Liens vagabonds: La Chine est-elle prête à détrôner YouTube ?

Après TikTok et l’éphémère engouement pour RedNote pendant l’interdiction américaine de TikTok, Bilibili se lance discrètement sur la scène internationale. Cette semaine, la plateforme vidéo collaborative chinoise relance son application internationale sur Android, avant une arrivée prochaine sur iOS, avec de nouvelles langues comme l’anglais, le japonais, le thaï, le malais, le vietnamien et l’arabe. En Chine, son logo rose est déjà connu par 376 millions d’utilisateurs mensuels, dont 35 millions d’abonnés payants. Une stratégie d’expansion reconduite au milieu d’une fascination croissante de la Gen Z occidentale pour le mode de vie chinois.

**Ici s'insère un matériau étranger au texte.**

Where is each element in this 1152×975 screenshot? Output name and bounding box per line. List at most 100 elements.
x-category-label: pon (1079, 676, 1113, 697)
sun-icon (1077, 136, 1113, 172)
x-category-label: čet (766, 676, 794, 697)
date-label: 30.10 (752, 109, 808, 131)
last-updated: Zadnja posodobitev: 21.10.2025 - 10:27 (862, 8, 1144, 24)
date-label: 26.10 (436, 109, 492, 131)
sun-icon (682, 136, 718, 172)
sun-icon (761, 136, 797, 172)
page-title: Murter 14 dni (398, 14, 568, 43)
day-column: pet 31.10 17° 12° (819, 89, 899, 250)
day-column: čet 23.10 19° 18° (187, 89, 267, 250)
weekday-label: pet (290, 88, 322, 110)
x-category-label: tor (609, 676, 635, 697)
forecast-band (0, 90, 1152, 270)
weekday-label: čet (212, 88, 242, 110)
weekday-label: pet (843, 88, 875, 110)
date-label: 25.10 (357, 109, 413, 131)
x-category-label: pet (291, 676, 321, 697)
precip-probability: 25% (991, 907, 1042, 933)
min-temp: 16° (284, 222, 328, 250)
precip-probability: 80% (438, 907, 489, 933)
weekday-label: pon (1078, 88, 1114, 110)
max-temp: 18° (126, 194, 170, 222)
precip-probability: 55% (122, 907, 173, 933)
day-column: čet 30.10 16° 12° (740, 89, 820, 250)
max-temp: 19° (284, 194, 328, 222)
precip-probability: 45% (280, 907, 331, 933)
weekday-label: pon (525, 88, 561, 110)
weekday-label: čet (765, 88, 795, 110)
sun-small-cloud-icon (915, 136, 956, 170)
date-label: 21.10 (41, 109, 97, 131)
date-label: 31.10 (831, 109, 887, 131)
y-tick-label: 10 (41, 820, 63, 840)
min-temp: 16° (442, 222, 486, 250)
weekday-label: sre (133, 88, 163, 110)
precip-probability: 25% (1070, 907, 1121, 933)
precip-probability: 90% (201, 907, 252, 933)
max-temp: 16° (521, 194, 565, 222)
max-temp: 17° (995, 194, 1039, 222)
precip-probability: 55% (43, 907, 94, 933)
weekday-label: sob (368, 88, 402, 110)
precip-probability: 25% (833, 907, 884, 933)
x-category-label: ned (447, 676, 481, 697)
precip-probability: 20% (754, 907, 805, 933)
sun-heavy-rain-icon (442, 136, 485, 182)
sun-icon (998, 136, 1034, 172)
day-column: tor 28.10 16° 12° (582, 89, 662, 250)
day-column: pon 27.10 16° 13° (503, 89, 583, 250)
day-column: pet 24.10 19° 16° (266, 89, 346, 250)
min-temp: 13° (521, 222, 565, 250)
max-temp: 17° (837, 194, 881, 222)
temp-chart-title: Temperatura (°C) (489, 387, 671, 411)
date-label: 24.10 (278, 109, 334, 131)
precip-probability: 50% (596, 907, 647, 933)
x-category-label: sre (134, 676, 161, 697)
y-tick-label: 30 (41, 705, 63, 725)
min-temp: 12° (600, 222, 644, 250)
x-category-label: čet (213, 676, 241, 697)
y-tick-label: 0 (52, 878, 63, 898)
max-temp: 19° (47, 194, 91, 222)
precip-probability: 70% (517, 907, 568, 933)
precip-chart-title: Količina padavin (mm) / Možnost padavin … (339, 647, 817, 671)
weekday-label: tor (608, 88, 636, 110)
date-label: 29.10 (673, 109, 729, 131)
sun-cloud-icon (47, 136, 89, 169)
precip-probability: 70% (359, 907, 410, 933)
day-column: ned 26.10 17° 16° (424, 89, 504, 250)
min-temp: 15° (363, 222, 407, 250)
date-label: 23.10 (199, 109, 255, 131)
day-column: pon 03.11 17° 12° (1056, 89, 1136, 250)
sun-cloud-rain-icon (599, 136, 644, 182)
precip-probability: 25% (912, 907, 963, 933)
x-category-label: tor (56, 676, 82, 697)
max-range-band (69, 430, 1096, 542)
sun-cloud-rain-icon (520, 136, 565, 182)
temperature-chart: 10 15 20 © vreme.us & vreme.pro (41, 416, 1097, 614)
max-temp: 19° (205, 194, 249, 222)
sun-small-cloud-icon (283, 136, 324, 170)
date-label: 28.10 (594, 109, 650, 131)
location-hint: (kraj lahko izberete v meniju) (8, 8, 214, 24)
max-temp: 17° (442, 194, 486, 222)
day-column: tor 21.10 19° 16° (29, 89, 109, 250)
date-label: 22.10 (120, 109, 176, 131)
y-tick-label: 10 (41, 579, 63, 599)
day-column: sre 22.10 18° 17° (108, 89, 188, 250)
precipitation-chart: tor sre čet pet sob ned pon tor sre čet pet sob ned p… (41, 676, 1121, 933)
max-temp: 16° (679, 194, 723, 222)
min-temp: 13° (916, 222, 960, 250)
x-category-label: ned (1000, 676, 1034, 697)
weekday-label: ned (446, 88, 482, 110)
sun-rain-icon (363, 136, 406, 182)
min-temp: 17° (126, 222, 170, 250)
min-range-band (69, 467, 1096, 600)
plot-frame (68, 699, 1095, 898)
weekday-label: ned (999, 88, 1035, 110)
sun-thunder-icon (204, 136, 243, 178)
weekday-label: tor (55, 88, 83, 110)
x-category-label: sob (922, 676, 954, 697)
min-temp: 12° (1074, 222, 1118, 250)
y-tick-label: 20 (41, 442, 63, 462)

« On a créé les comptes en secret, mais on s’est quand même fait griller… », dévoile Bilibili dans un coup de com sur X. Contrairement au lancement de TikTok en 2017 (scindé de sa version chinoise Douyin, développée indépendamment depuis 2016), ce « YouTube chinois » ne prévoit pas de changer de nom. Depuis 2009, la plateforme étend son influence au-delà de ses communautés d’origine, friandes d’animés et de jeux vidéo, afin de multiplier les contenus éducatifs ou les micro-dramas. Entre 2020 et 2022, la société basée à Shanghai tente une incursion sur le marché de l’Asie du Sud, toutefois soldée par la fermeture de son application en juillet 2025. Dans sa nouvelle armature destinée à une clientèle internationale, l’application abandonne, lors de la création d’un compte, ses prérequis standards en Chine d’identification avec une pièce d’identité.

« Au niveau du contenu, ce sera la même chose ! », répond Bilibili sur X, misant sur la traduction par IA pour démocratiser ces productions. Cette logique d’expansion s’accompagne d’un vaste catalogue chinois, fort de ses donghua (le nom donné aux animés du pays) et autres propriétés intellectuelles populaires comme « Link Click » ou « Heaven Official’s Blessing ». Depuis plusieurs mois, le géant asiatique teste la réception des audiences à ses œuvres en les diffusant sur YouTube, Netflix, Prime Video ou encore Crunchyroll. Parallèlement à ses preuves de concept, Bilibili semble vouloir faire de l’ombre à ses partenaires devenus concurrents en multipliant les coproductions originales avec des acteurs régionaux comme l’Animation Digital Network (ADN) en Europe ou Manga Productions en Arabie saoudite.

Contrairement à TikTok ou YouTube, Bilibili développe à l’international une identité spécialisée dans la culture de l’animation, des bandes dessinées et des jeux vidéo (AGC). La plateforme assume son approche moins généraliste en se positionnant dans un mix de contenus faits maison et propriétaires : plus longs que sur TikTok et aux codes plus spécifiques que YouTube. La plateforme dépend moins de son algorithme que de la participation organique de ses communautés. Pour les mobiliser, la version internationale devrait intégrer l’une de ses fonctionnalités phares, les danmu. À l’instar des sections de commentaires classiques, les messages des internautes défilent sur la vidéo, synchronisés en temps réel avec la lecture, permettant de donner un sentiment de communauté réelle aux utilisateurs souhaitant réagir à des instants clés.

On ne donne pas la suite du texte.